Алька плыла. Она понимала, что спит, но это не мешало ей почти физически чувствовать прикосновение странной ржавой воды к коже, движения волн, порывы резкого ветра. Она уже знала, что ей нужно отплыть от чернильной скалы метров на двести, и там будет отмель.

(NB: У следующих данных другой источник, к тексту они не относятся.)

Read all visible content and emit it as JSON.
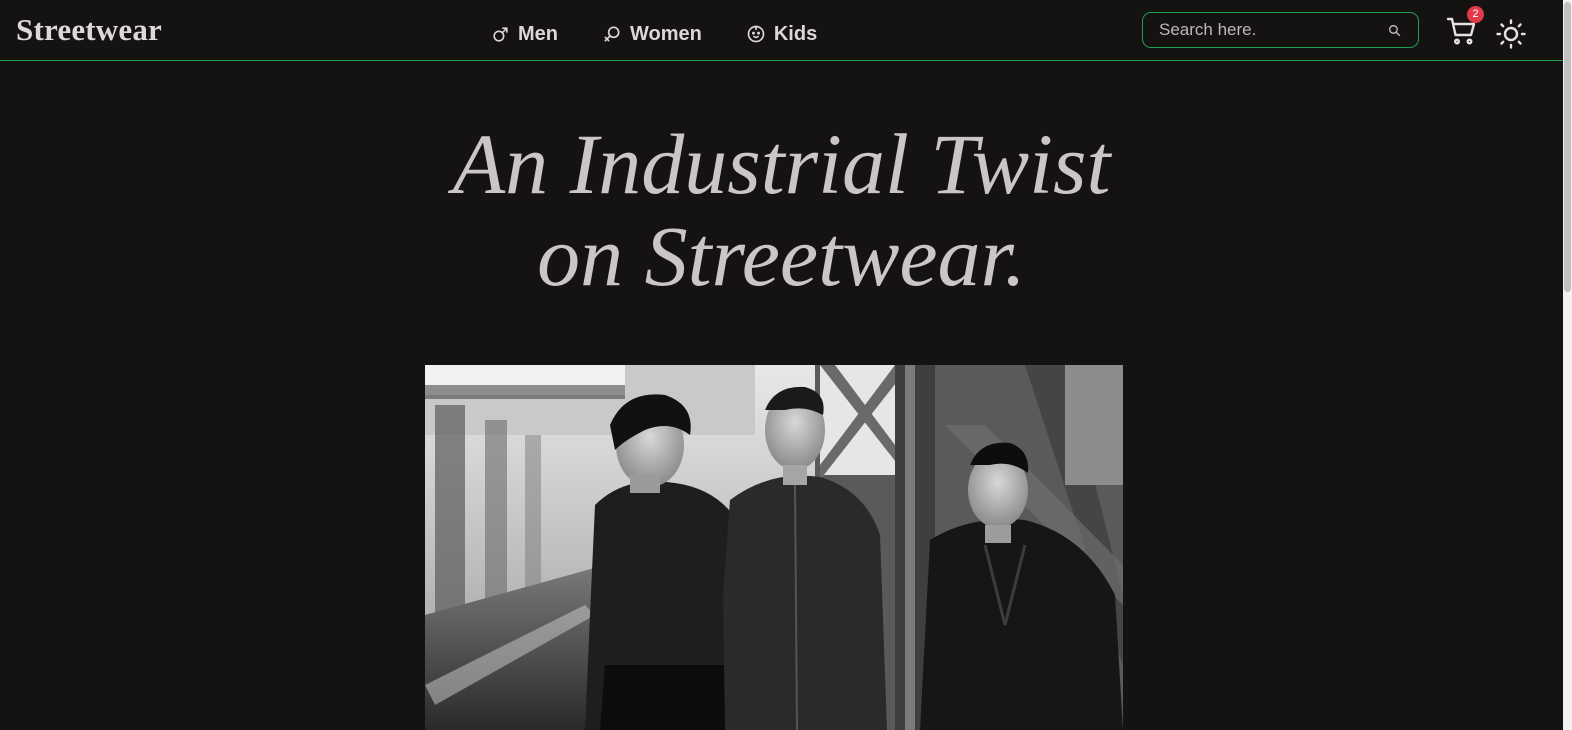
{
  "header": {
    "logo": "Streetwear",
    "nav": [
      {
        "label": "Men",
        "icon": "male-symbol-icon"
      },
      {
        "label": "Women",
        "icon": "female-symbol-icon"
      },
      {
        "label": "Kids",
        "icon": "baby-face-icon"
      }
    ],
    "search": {
      "placeholder": "Search here.",
      "value": ""
    },
    "cart": {
      "count": "2",
      "icon": "shopping-cart-icon"
    },
    "theme_icon": "sun-icon"
  },
  "hero": {
    "title_line1": "An Industrial Twist",
    "title_line2": "on Streetwear.",
    "image_alt": "Three men in black clothing on an industrial steel bridge"
  },
  "colors": {
    "background": "#151212",
    "accent": "#1fa04f",
    "badge": "#e13a48",
    "text": "#dcd7d7"
  }
}
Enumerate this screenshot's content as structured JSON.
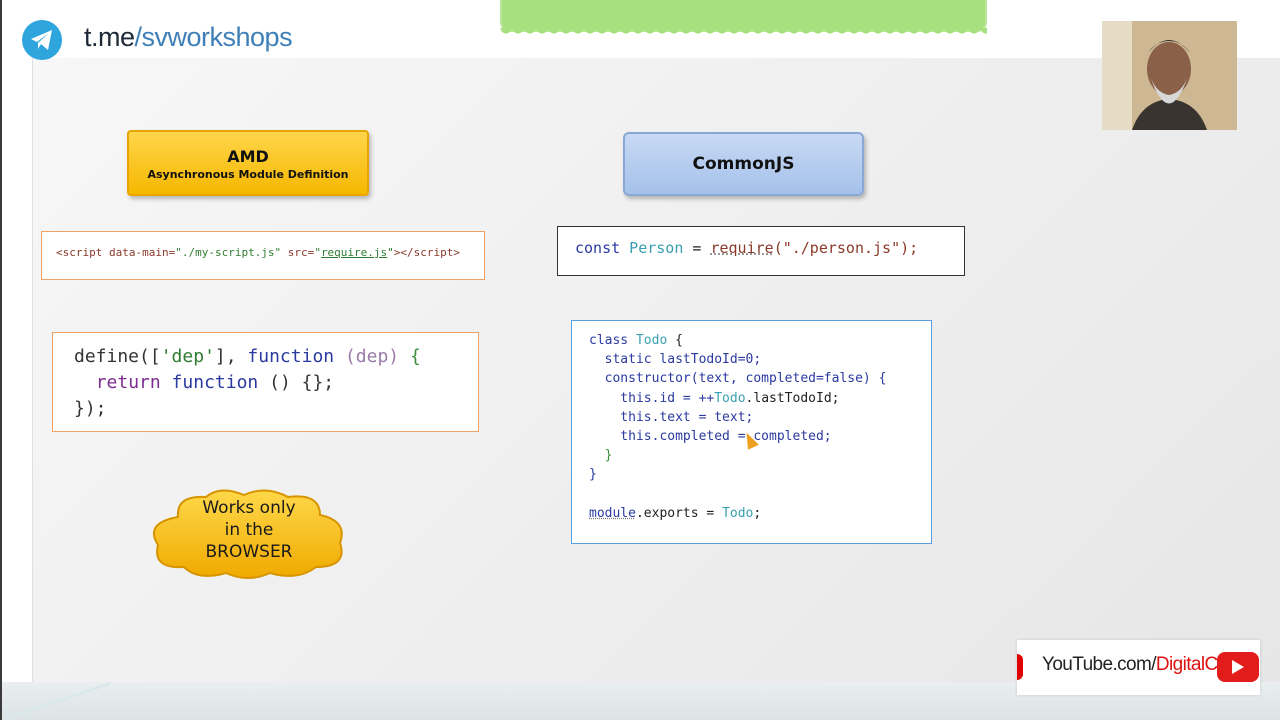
{
  "header": {
    "telegram_host": "t.me",
    "telegram_path": "/svworkshops"
  },
  "amd": {
    "title": "AMD",
    "subtitle": "Asynchronous Module Definition",
    "script_tag": {
      "open": "<script data-main=",
      "data_main": "\"./my-script.js\"",
      "src_attr": " src=",
      "src_q1": "\"",
      "src_value": "require.js",
      "src_q2": "\"",
      "close": "></script>"
    },
    "define_code": {
      "line1_fn": "define",
      "line1_open": "([",
      "line1_dep": "'dep'",
      "line1_mid": "], ",
      "line1_kw": "function",
      "line1_param": " (dep)",
      "line1_brace": " {",
      "line2_kw": "return",
      "line2_kw2": " function",
      "line2_rest": " () {};",
      "line3": "});"
    },
    "note": [
      "Works only",
      "in the",
      "BROWSER"
    ]
  },
  "commonjs": {
    "title": "CommonJS",
    "require_code": {
      "kw": "const",
      "name": " Person",
      "eq": " = ",
      "fn": "require",
      "arg": "(\"./person.js\");"
    },
    "todo_code": {
      "l1_kw": "class",
      "l1_name": " Todo",
      "l1_brace": " {",
      "l2": "  static lastTodoId=0;",
      "l3": "  constructor(text, completed=false) {",
      "l4_a": "    this.id = ++",
      "l4_b": "Todo",
      "l4_c": ".lastTodoId;",
      "l5": "    this.text = text;",
      "l6": "    this.completed = completed;",
      "l7": "  }",
      "l8": "}",
      "l9_a": "module",
      "l9_b": ".exports = ",
      "l9_c": "Todo",
      "l9_d": ";"
    }
  },
  "youtube": {
    "host": "YouTube.com/",
    "channel": "DigitalCV"
  },
  "colors": {
    "telegram": "#2ea6dd",
    "amd_header": "#f5b800",
    "commonjs_header": "#a5c1ea",
    "banner": "#a7e07e",
    "youtube_red": "#e21b1b"
  }
}
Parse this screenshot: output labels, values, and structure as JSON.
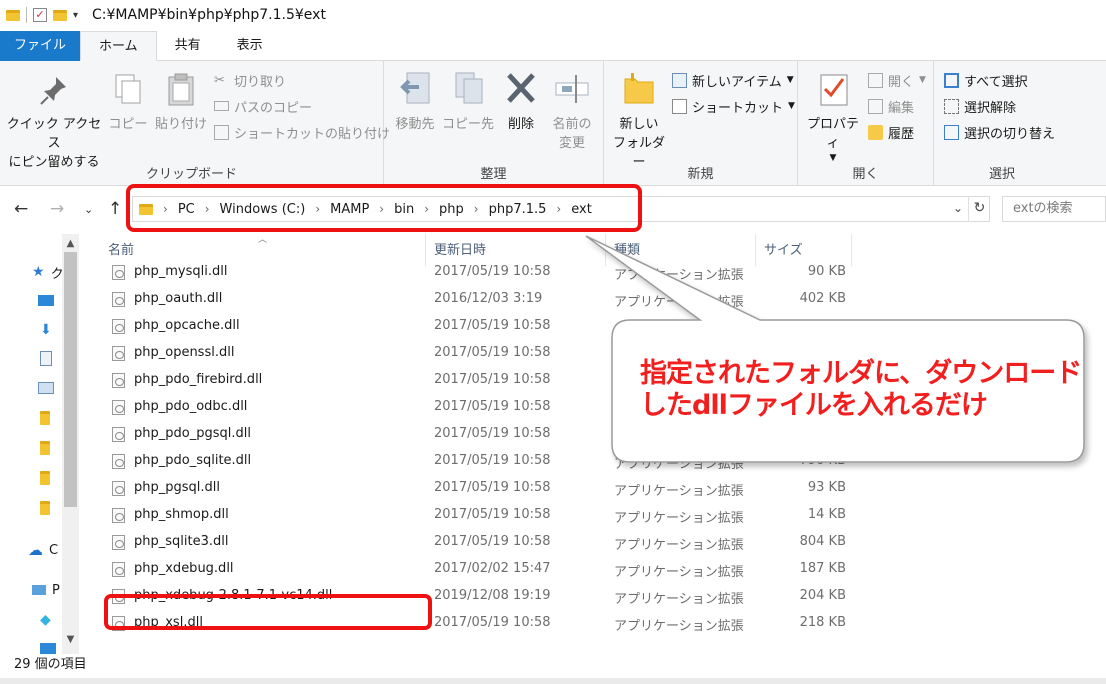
{
  "window": {
    "title_path": "C:¥MAMP¥bin¥php¥php7.1.5¥ext"
  },
  "tabs": [
    {
      "label": "ファイル"
    },
    {
      "label": "ホーム"
    },
    {
      "label": "共有"
    },
    {
      "label": "表示"
    }
  ],
  "ribbon": {
    "clipboard": {
      "label": "クリップボード",
      "pin_line1": "クイック アクセス",
      "pin_line2": "にピン留めする",
      "copy": "コピー",
      "paste": "貼り付け",
      "cut": "切り取り",
      "copy_path": "パスのコピー",
      "paste_shortcut": "ショートカットの貼り付け"
    },
    "organize": {
      "label": "整理",
      "move_to": "移動先",
      "copy_to": "コピー先",
      "delete": "削除",
      "rename_line1": "名前の",
      "rename_line2": "変更"
    },
    "new": {
      "label": "新規",
      "new_folder_line1": "新しい",
      "new_folder_line2": "フォルダー",
      "new_item": "新しいアイテム",
      "shortcut": "ショートカット"
    },
    "open": {
      "label": "開く",
      "properties": "プロパティ",
      "open": "開く",
      "edit": "編集",
      "history": "履歴"
    },
    "select": {
      "label": "選択",
      "select_all": "すべて選択",
      "select_none": "選択解除",
      "invert": "選択の切り替え"
    }
  },
  "address": {
    "crumbs": [
      "PC",
      "Windows (C:)",
      "MAMP",
      "bin",
      "php",
      "php7.1.5",
      "ext"
    ],
    "search_placeholder": "extの検索"
  },
  "nav_pane": {
    "quick_access_initial": "ク",
    "onedrive_initial": "C",
    "pc_initial": "P"
  },
  "columns": {
    "name": "名前",
    "modified": "更新日時",
    "type": "種類",
    "size": "サイズ"
  },
  "files": [
    {
      "name": "php_mysqli.dll",
      "modified": "2017/05/19 10:58",
      "type": "アプリケーション拡張",
      "size": "90 KB"
    },
    {
      "name": "php_oauth.dll",
      "modified": "2016/12/03 3:19",
      "type": "アプリケーション拡張",
      "size": "402 KB"
    },
    {
      "name": "php_opcache.dll",
      "modified": "2017/05/19 10:58",
      "type": "",
      "size": ""
    },
    {
      "name": "php_openssl.dll",
      "modified": "2017/05/19 10:58",
      "type": "",
      "size": ""
    },
    {
      "name": "php_pdo_firebird.dll",
      "modified": "2017/05/19 10:58",
      "type": "",
      "size": ""
    },
    {
      "name": "php_pdo_odbc.dll",
      "modified": "2017/05/19 10:58",
      "type": "",
      "size": ""
    },
    {
      "name": "php_pdo_pgsql.dll",
      "modified": "2017/05/19 10:58",
      "type": "",
      "size": ""
    },
    {
      "name": "php_pdo_sqlite.dll",
      "modified": "2017/05/19 10:58",
      "type": "アプリケーション拡張",
      "size": "790 KB"
    },
    {
      "name": "php_pgsql.dll",
      "modified": "2017/05/19 10:58",
      "type": "アプリケーション拡張",
      "size": "93 KB"
    },
    {
      "name": "php_shmop.dll",
      "modified": "2017/05/19 10:58",
      "type": "アプリケーション拡張",
      "size": "14 KB"
    },
    {
      "name": "php_sqlite3.dll",
      "modified": "2017/05/19 10:58",
      "type": "アプリケーション拡張",
      "size": "804 KB"
    },
    {
      "name": "php_xdebug.dll",
      "modified": "2017/02/02 15:47",
      "type": "アプリケーション拡張",
      "size": "187 KB"
    },
    {
      "name": "php_xdebug-2.8.1-7.1-vc14.dll",
      "modified": "2019/12/08 19:19",
      "type": "アプリケーション拡張",
      "size": "204 KB"
    },
    {
      "name": "php_xsl.dll",
      "modified": "2017/05/19 10:58",
      "type": "アプリケーション拡張",
      "size": "218 KB"
    }
  ],
  "status": {
    "item_count": "29 個の項目"
  },
  "annotation": {
    "line1": "指定されたフォルダに、ダウンロード",
    "line2": "したdllファイルを入れるだけ",
    "highlight_color": "#ee1111"
  },
  "colors": {
    "file_tab": "#1979ca",
    "header_text": "#4c607a",
    "callout_text": "#f21f1f"
  }
}
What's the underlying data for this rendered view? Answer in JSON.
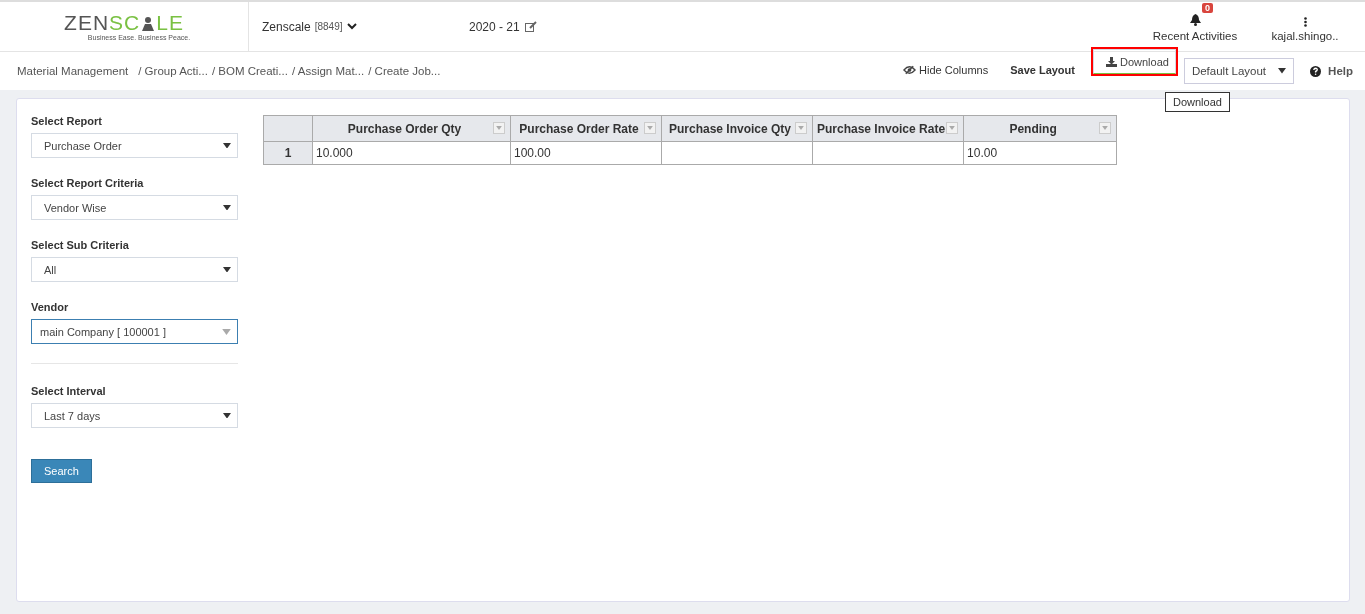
{
  "header": {
    "logo": {
      "part_1": "ZEN",
      "part_2": "SC",
      "part_3": "LE",
      "tagline": "Business Ease. Business Peace."
    },
    "company": "Zenscale",
    "company_code": "[8849]",
    "year": "2020 - 21",
    "notifications": {
      "label": "Recent Activities",
      "count": "0"
    },
    "user": "kajal.shingo.."
  },
  "breadcrumb": [
    "Material Management",
    "/ Group Acti...",
    "/ BOM Creati...",
    "/ Assign Mat...",
    "/ Create Job..."
  ],
  "toolbar": {
    "items": [
      {
        "kind": "hide",
        "label": "Hide Columns",
        "selected": false,
        "highlighted": false
      },
      {
        "kind": "save",
        "label": "Save Layout",
        "selected": false,
        "highlighted": false
      },
      {
        "kind": "download",
        "label": "Download",
        "selected": true,
        "highlighted": true
      }
    ],
    "layout": "Default Layout",
    "help": "Help",
    "tooltip": "Download"
  },
  "filters": [
    {
      "label": "Select Report",
      "value": "Purchase Order",
      "focused": false
    },
    {
      "label": "Select Report Criteria",
      "value": "Vendor Wise",
      "focused": false
    },
    {
      "label": "Select Sub Criteria",
      "value": "All",
      "focused": false
    },
    {
      "label": "Vendor",
      "value": "main Company [ 100001 ]",
      "focused": true
    },
    {
      "label": "Select Interval",
      "value": "Last 7 days",
      "focused": false
    }
  ],
  "search_button": "Search",
  "table": {
    "columns": [
      "Purchase Order Qty",
      "Purchase Order Rate",
      "Purchase Invoice Qty",
      "Purchase Invoice Rate",
      "Pending"
    ],
    "rows": [
      {
        "number": "1",
        "cells": [
          "10.000",
          "100.00",
          "",
          "",
          "10.00"
        ]
      }
    ]
  }
}
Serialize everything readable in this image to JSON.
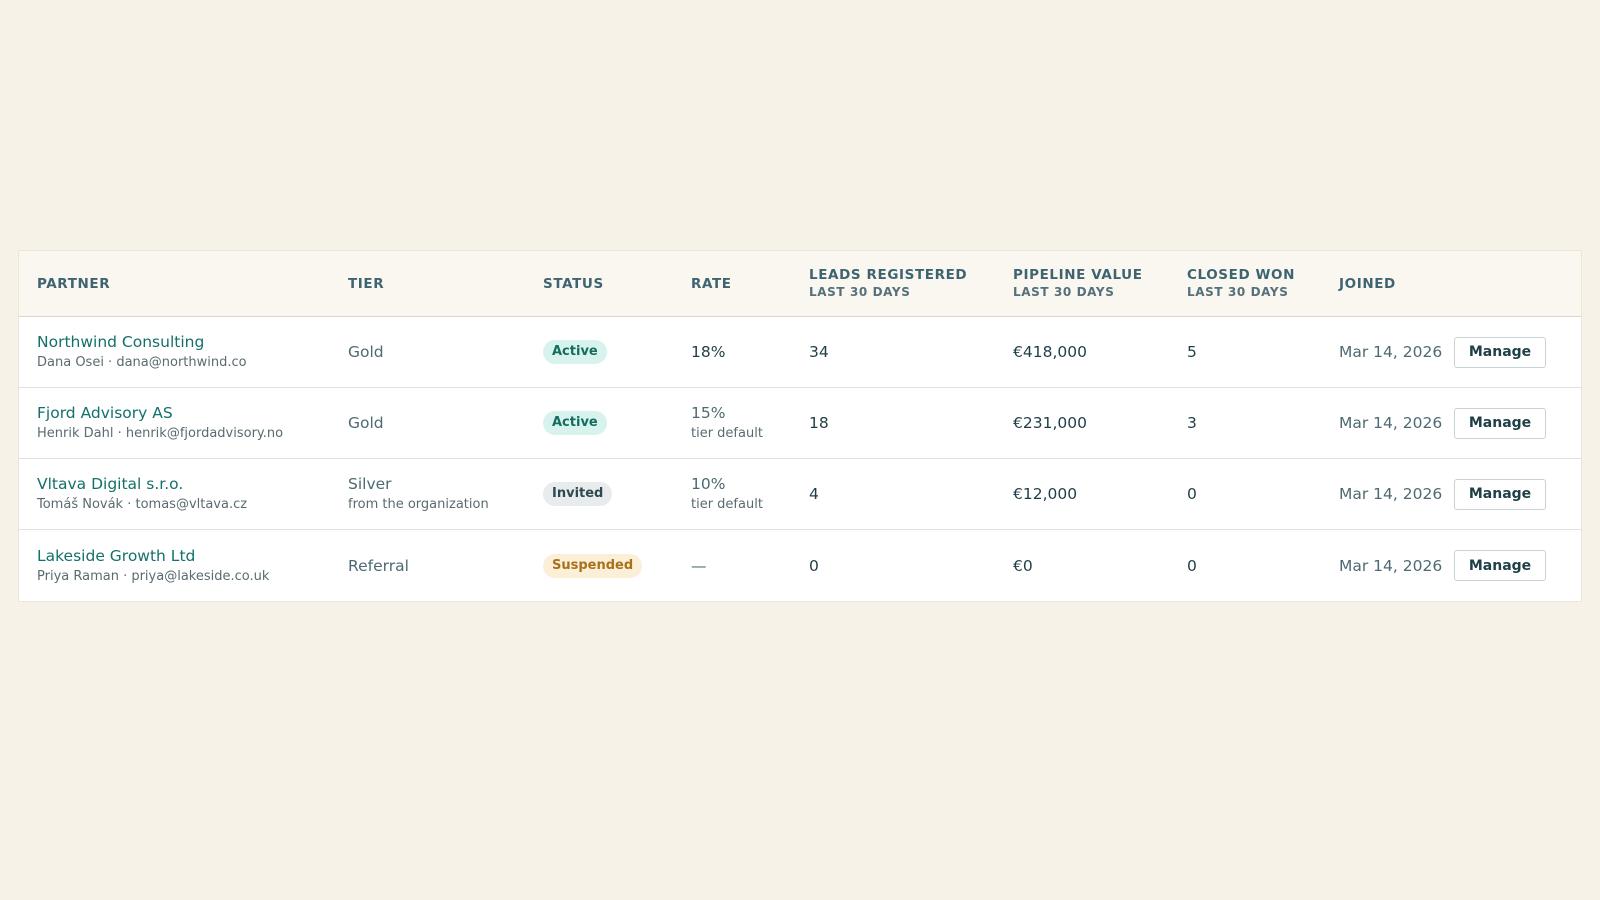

Почувствовав камень под ногами, встала. Вода была ей почти до подбородка. Алька облизала губы — соленые. Это море.
— Нет, кровь.
Аля вздрогнула и обернулась. Никого.
Девушка внимательно посмотрела на рыжие волны вокруг себя. Нет, не красные, именно рыжие, цвета ржавчины. Это не может быть кровью.
— А кто тебе сказал, что это твоя кровь?
Алька снова крутанулась вокруг себя. В этот раз она чуть не уткнулась лицом в уже знакомую девушку. Так близко Аля видела ее впервые. В ней было что-то искусственное. Мимика или… нет, сложно было объяснить, но девушка точно была искусственная. Вся, кроме глаз — глаза у нее были живые. Взволнованные, вопрошающие, ищущие. У этой второй девушки явно были проблемы.
— Это не твоя кровь, — снова заговорила с Алей незнакомка, — это моя кровь.
Аля со всей силы оттолкнулась от камня и… проснулась.
Села на постели. Черт, эти сны стали совсем другими.
Как хорошо все начиналось! Волшебные сновидения, похожие на роман. Она видела себя в разных местах: то в каких-то странных фиолетовых зарослях, то летящей в светло-коричневом небе под нежными лучами зеленого солнца, то идущей по незнакомой тропе. Объединяло эти сны одно: Аля понимала, что это не ее мир: листья были фиолетовыми, солнце — зеленым, земля — ярко-желтой, скалы — чернильно-синими. Но дело было даже не в цвете декорацию. Она ощущала себя там чужой. Каждый камень был ей чужд.
Но ей нравилось. Как компьютерная игра или интерактивное представление. Аля смотрела эти сны, как сериал.
До тех пор, пока там не стала появляться девушка. Неземная, нереальная, неестественная, но очень красивая.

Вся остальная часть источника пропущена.